# FreeBSD 10 i386 release won't properly install



## sambucuself (Apr 1, 2014)

Hello,
I've tried installing FreeBSD 10 i386 release, from disk1.iso, bootonly.iso and .img for memstick but the same problem presents itself (I've checked the hashes after downloading the images). I'm running these tests in KVM/QEMU on Ubuntu Linux 64 bit.

After the installation "succeeds" the file /etc/devd.conf reports an error during first boot - something about not being parseable, and when looking at the file (the boot process continues, but it doesn't generate the host keys and probably other tasks don't complete). The file is obviously corrupted, when looking at it I get a bunch of @@@@@@@@@@@@@@@@@@@@@@@@@@@@@@@@@@@@@@@@ characters at the end.
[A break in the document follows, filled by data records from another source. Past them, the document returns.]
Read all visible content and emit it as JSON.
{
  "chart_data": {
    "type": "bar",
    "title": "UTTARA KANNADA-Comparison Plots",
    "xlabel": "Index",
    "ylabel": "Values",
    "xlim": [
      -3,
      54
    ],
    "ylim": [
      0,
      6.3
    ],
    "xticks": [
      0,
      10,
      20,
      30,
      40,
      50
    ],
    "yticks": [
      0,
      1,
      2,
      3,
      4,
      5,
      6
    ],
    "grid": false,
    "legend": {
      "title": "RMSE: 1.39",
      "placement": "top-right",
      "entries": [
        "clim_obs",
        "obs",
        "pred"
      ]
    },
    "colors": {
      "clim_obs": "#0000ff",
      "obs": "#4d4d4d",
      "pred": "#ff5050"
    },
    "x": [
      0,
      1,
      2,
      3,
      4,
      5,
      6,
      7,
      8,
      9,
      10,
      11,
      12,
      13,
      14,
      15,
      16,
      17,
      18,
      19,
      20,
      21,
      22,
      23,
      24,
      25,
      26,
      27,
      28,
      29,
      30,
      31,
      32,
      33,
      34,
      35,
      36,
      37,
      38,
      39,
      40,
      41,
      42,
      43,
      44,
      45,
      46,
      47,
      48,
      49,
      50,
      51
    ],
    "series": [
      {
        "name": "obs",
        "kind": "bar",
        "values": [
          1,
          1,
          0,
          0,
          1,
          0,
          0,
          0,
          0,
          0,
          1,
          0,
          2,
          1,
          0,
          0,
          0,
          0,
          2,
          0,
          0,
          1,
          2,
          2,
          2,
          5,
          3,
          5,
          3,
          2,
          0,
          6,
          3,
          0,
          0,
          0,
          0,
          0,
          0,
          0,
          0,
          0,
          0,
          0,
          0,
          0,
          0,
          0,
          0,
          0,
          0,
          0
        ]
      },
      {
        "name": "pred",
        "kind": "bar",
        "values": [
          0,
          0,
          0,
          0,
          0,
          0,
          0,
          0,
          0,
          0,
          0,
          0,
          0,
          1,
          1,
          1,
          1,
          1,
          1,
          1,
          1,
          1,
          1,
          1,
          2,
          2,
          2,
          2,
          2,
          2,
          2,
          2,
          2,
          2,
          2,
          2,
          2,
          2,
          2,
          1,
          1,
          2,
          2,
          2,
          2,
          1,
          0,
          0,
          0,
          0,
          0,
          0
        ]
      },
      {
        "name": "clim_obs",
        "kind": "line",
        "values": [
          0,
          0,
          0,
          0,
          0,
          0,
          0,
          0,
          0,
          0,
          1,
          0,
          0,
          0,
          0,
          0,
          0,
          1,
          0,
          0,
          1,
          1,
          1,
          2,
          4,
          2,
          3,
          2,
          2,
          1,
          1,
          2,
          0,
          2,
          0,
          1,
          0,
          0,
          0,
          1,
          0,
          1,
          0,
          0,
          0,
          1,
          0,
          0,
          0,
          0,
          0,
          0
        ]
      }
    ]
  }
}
The problem that this imposes is that it is impossible to install pkg tool by using `pkg -vvv` because the downloaded archive fails the check. I'm not sure if this is due to my configuration QEMU/KVM running on 64bit Ubuntu but I thought I should report this here. I downloaded a 64bit bootonly.iso and installed without a problem.

Best regards,

Marko Radojcic


----------



## naali (Apr 1, 2014)

Same thing happens with VirtualBox with both Windows and FreeBSD host OS. The only thing that solved it for me, was to use ZFS instead of the default UFS.


----------



## wblock@ (Apr 1, 2014)

Please enter a PR.  Repeatable problems are usually a bug.


----------